After a gap of over a decade after Jay's Journal was published, starting in 1994 Sparks began producing several more "real diaries", including It Happened to Nancy: By an Anonymous Teenager (dealing with AIDS), (gang violence), Annie's Baby: The Diary of Anonymous, A Pregnant Teenager, Treacherous Love: The Diary of an Anonymous Teenager (pupil seduced by teacher), (eating disorders), and Finding Katie: The Diary of Anonymous, A Teenager in Foster Care. In several of these later books, she inserted herself as a character: "Dr. Beatrice Sparks" (familiarly called "Dr. B" by her patients) was a world-renowned child/young adult therapist who worked with the diarists as they tackled their issues. The seemingly awestruck diarists would then proceed to write glowingly of Dr. B. in their diaries. None of these later works received anywhere near the amount of attention as Go Ask Alice or even Jay's Journal, and no proof was ever offered of their veracity, or indeed of the existence of any of the subjects. The alleged practice of "Dr. Sparks" was similarly undocumented.

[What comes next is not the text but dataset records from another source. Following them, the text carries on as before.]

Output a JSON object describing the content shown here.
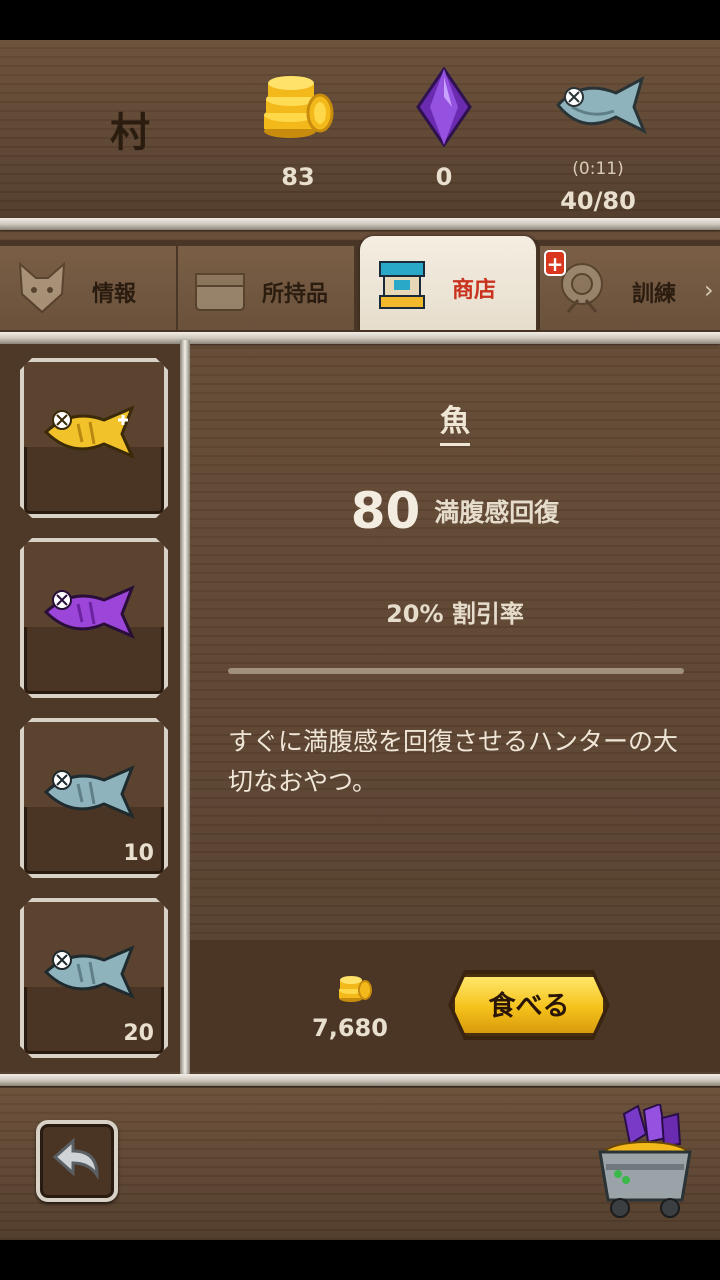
{
  "header": {
    "title": "村",
    "gold": "83",
    "gems": "0",
    "fish_timer": "(0:11)",
    "fish_stamina": "40/80"
  },
  "tabs": [
    {
      "label": "情報",
      "icon": "cat-icon"
    },
    {
      "label": "所持品",
      "icon": "chest-icon"
    },
    {
      "label": "商店",
      "icon": "shop-icon",
      "active": true
    },
    {
      "label": "訓練",
      "icon": "training-icon",
      "badge": "+"
    }
  ],
  "items": [
    {
      "name": "gold fish",
      "count": ""
    },
    {
      "name": "purple fish",
      "count": ""
    },
    {
      "name": "blue fish",
      "count": "10"
    },
    {
      "name": "blue fish",
      "count": "20"
    }
  ],
  "detail": {
    "title": "魚",
    "amount": "80",
    "effect": "満腹感回復",
    "discount": "20% 割引率",
    "description": "すぐに満腹感を回復させるハンターの大切なおやつ。"
  },
  "purchase": {
    "price": "7,680",
    "button": "食べる"
  },
  "colors": {
    "wood": "#5a4330",
    "button_gold": "#f5c21b",
    "active_tab_text": "#c8321e"
  }
}
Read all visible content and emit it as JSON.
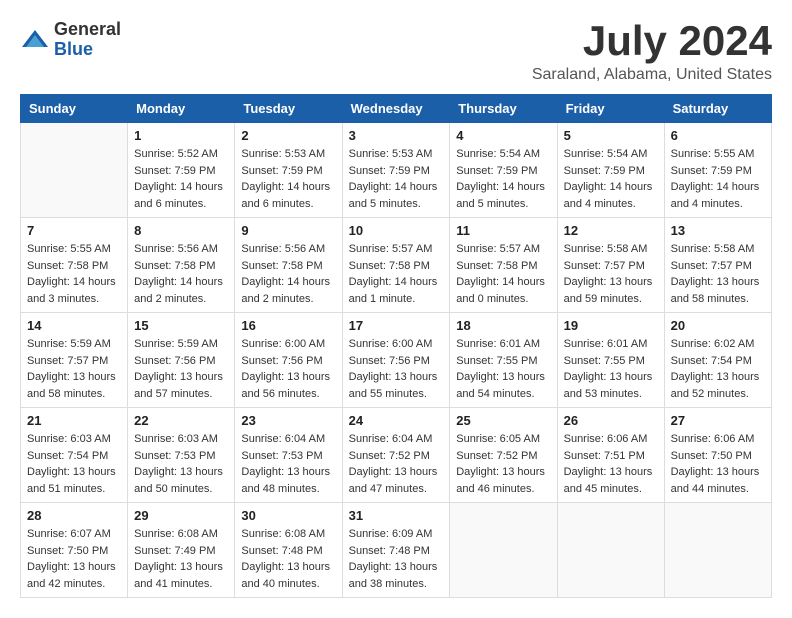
{
  "logo": {
    "general": "General",
    "blue": "Blue"
  },
  "title": {
    "month_year": "July 2024",
    "location": "Saraland, Alabama, United States"
  },
  "weekdays": [
    "Sunday",
    "Monday",
    "Tuesday",
    "Wednesday",
    "Thursday",
    "Friday",
    "Saturday"
  ],
  "weeks": [
    [
      {
        "day": "",
        "info": ""
      },
      {
        "day": "1",
        "info": "Sunrise: 5:52 AM\nSunset: 7:59 PM\nDaylight: 14 hours\nand 6 minutes."
      },
      {
        "day": "2",
        "info": "Sunrise: 5:53 AM\nSunset: 7:59 PM\nDaylight: 14 hours\nand 6 minutes."
      },
      {
        "day": "3",
        "info": "Sunrise: 5:53 AM\nSunset: 7:59 PM\nDaylight: 14 hours\nand 5 minutes."
      },
      {
        "day": "4",
        "info": "Sunrise: 5:54 AM\nSunset: 7:59 PM\nDaylight: 14 hours\nand 5 minutes."
      },
      {
        "day": "5",
        "info": "Sunrise: 5:54 AM\nSunset: 7:59 PM\nDaylight: 14 hours\nand 4 minutes."
      },
      {
        "day": "6",
        "info": "Sunrise: 5:55 AM\nSunset: 7:59 PM\nDaylight: 14 hours\nand 4 minutes."
      }
    ],
    [
      {
        "day": "7",
        "info": "Sunrise: 5:55 AM\nSunset: 7:58 PM\nDaylight: 14 hours\nand 3 minutes."
      },
      {
        "day": "8",
        "info": "Sunrise: 5:56 AM\nSunset: 7:58 PM\nDaylight: 14 hours\nand 2 minutes."
      },
      {
        "day": "9",
        "info": "Sunrise: 5:56 AM\nSunset: 7:58 PM\nDaylight: 14 hours\nand 2 minutes."
      },
      {
        "day": "10",
        "info": "Sunrise: 5:57 AM\nSunset: 7:58 PM\nDaylight: 14 hours\nand 1 minute."
      },
      {
        "day": "11",
        "info": "Sunrise: 5:57 AM\nSunset: 7:58 PM\nDaylight: 14 hours\nand 0 minutes."
      },
      {
        "day": "12",
        "info": "Sunrise: 5:58 AM\nSunset: 7:57 PM\nDaylight: 13 hours\nand 59 minutes."
      },
      {
        "day": "13",
        "info": "Sunrise: 5:58 AM\nSunset: 7:57 PM\nDaylight: 13 hours\nand 58 minutes."
      }
    ],
    [
      {
        "day": "14",
        "info": "Sunrise: 5:59 AM\nSunset: 7:57 PM\nDaylight: 13 hours\nand 58 minutes."
      },
      {
        "day": "15",
        "info": "Sunrise: 5:59 AM\nSunset: 7:56 PM\nDaylight: 13 hours\nand 57 minutes."
      },
      {
        "day": "16",
        "info": "Sunrise: 6:00 AM\nSunset: 7:56 PM\nDaylight: 13 hours\nand 56 minutes."
      },
      {
        "day": "17",
        "info": "Sunrise: 6:00 AM\nSunset: 7:56 PM\nDaylight: 13 hours\nand 55 minutes."
      },
      {
        "day": "18",
        "info": "Sunrise: 6:01 AM\nSunset: 7:55 PM\nDaylight: 13 hours\nand 54 minutes."
      },
      {
        "day": "19",
        "info": "Sunrise: 6:01 AM\nSunset: 7:55 PM\nDaylight: 13 hours\nand 53 minutes."
      },
      {
        "day": "20",
        "info": "Sunrise: 6:02 AM\nSunset: 7:54 PM\nDaylight: 13 hours\nand 52 minutes."
      }
    ],
    [
      {
        "day": "21",
        "info": "Sunrise: 6:03 AM\nSunset: 7:54 PM\nDaylight: 13 hours\nand 51 minutes."
      },
      {
        "day": "22",
        "info": "Sunrise: 6:03 AM\nSunset: 7:53 PM\nDaylight: 13 hours\nand 50 minutes."
      },
      {
        "day": "23",
        "info": "Sunrise: 6:04 AM\nSunset: 7:53 PM\nDaylight: 13 hours\nand 48 minutes."
      },
      {
        "day": "24",
        "info": "Sunrise: 6:04 AM\nSunset: 7:52 PM\nDaylight: 13 hours\nand 47 minutes."
      },
      {
        "day": "25",
        "info": "Sunrise: 6:05 AM\nSunset: 7:52 PM\nDaylight: 13 hours\nand 46 minutes."
      },
      {
        "day": "26",
        "info": "Sunrise: 6:06 AM\nSunset: 7:51 PM\nDaylight: 13 hours\nand 45 minutes."
      },
      {
        "day": "27",
        "info": "Sunrise: 6:06 AM\nSunset: 7:50 PM\nDaylight: 13 hours\nand 44 minutes."
      }
    ],
    [
      {
        "day": "28",
        "info": "Sunrise: 6:07 AM\nSunset: 7:50 PM\nDaylight: 13 hours\nand 42 minutes."
      },
      {
        "day": "29",
        "info": "Sunrise: 6:08 AM\nSunset: 7:49 PM\nDaylight: 13 hours\nand 41 minutes."
      },
      {
        "day": "30",
        "info": "Sunrise: 6:08 AM\nSunset: 7:48 PM\nDaylight: 13 hours\nand 40 minutes."
      },
      {
        "day": "31",
        "info": "Sunrise: 6:09 AM\nSunset: 7:48 PM\nDaylight: 13 hours\nand 38 minutes."
      },
      {
        "day": "",
        "info": ""
      },
      {
        "day": "",
        "info": ""
      },
      {
        "day": "",
        "info": ""
      }
    ]
  ]
}
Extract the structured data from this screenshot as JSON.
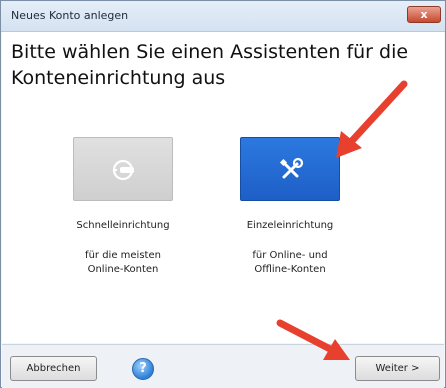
{
  "window": {
    "title": "Neues Konto anlegen",
    "close_glyph": "x"
  },
  "main": {
    "heading": "Bitte wählen Sie einen Assistenten für die Konteneinrichtung aus",
    "options": [
      {
        "title": "Schnelleinrichtung",
        "description_line1": "für die meisten",
        "description_line2": "Online-Konten",
        "icon": "plug-icon",
        "selected": false
      },
      {
        "title": "Einzeleinrichtung",
        "description_line1": "für Online- und",
        "description_line2": "Offline-Konten",
        "icon": "tools-icon",
        "selected": true
      }
    ]
  },
  "footer": {
    "cancel_label": "Abbrechen",
    "help_glyph": "?",
    "next_label": "Weiter >"
  },
  "colors": {
    "selected_card": "#1e5fc6",
    "unselected_card": "#d6d6d6",
    "annotation_arrow": "#e8402f"
  }
}
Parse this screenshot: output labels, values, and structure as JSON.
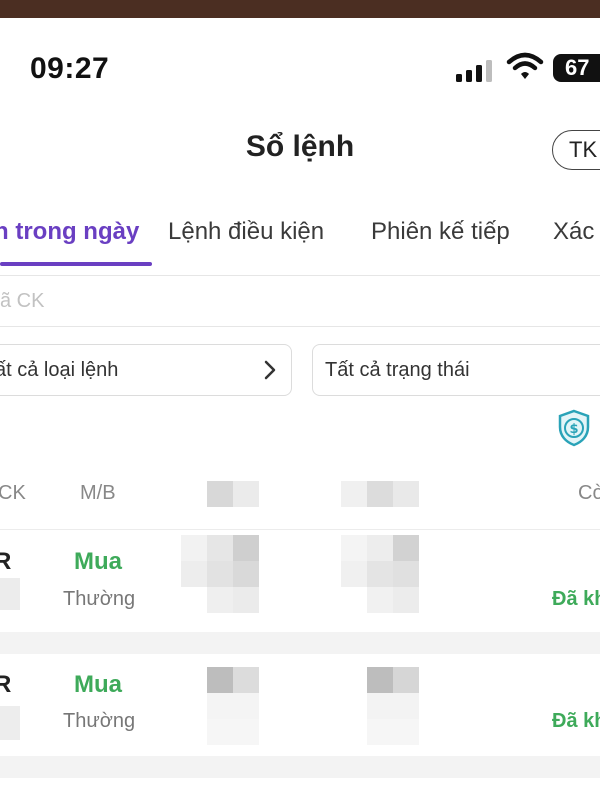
{
  "status_bar": {
    "time": "09:27",
    "battery": "67"
  },
  "header": {
    "title": "Sổ lệnh",
    "account_button": "TK"
  },
  "tabs": [
    {
      "label": "n trong ngày",
      "active": true
    },
    {
      "label": "Lệnh điều kiện",
      "active": false
    },
    {
      "label": "Phiên kế tiếp",
      "active": false
    },
    {
      "label": "Xác",
      "active": false
    }
  ],
  "search": {
    "placeholder": "ã CK",
    "value": ""
  },
  "filters": {
    "order_type": "ất cả loại lệnh",
    "status": "Tất cả trạng thái"
  },
  "table": {
    "headers": {
      "symbol": "CK",
      "side": "M/B",
      "remaining": "Cò"
    },
    "rows": [
      {
        "symbol": "R",
        "side": "Mua",
        "order_type": "Thường",
        "status": "Đã kh"
      },
      {
        "symbol": "R",
        "side": "Mua",
        "order_type": "Thường",
        "status": "Đã kh"
      }
    ]
  },
  "colors": {
    "accent": "#6a3fc2",
    "buy": "#3eaa5a",
    "shield": "#2aa3b8"
  },
  "icons": {
    "account_shield": "shield-dollar-icon",
    "filter_next": "chevron-right-icon"
  }
}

Serious doubts about the provenance of the diaries and interviews that formed Sparks' work had been published as early as 1978, and the number of openly critical pieces only increased over the years, with Snopes denouncing Go Ask Alice as "manufactured hooey" in a 2003 article. In the 2022 book Unmask Alice: LSD, Satanic Panic, and the Imposter Behind the World's Most Notorious Diaries, investigator Rick Emerson presented evidence that most – if not all – of Sparks's works were hoaxes, made up of fabricated prose that Sparks claimed to be copies of real diaries from (or interviews with) teenagers who never actually existed; and in the case of Jay's Journal, significantly altered and padded prose from Alden Barrett's true diary. As well, Emerson demonstrated that certain unusual or quirky phrases, oddly specific metaphors, and unlikely idiomatic expressions recur in different diaries – even though these diaries were ostensibly written by different people, sometimes decades apart. Emerson also noted that many of Sparks' books contained cover blurbs from doctors or therapists, lauding the book within. These blurbs were provided to the publisher by Sparks, and these doctors and therapists were shown by Emerson to be non-existent.
Emerson estimates that Go Ask Alice has sold nearly six million copies. The book has never fallen out of print since its initial publication in 1971.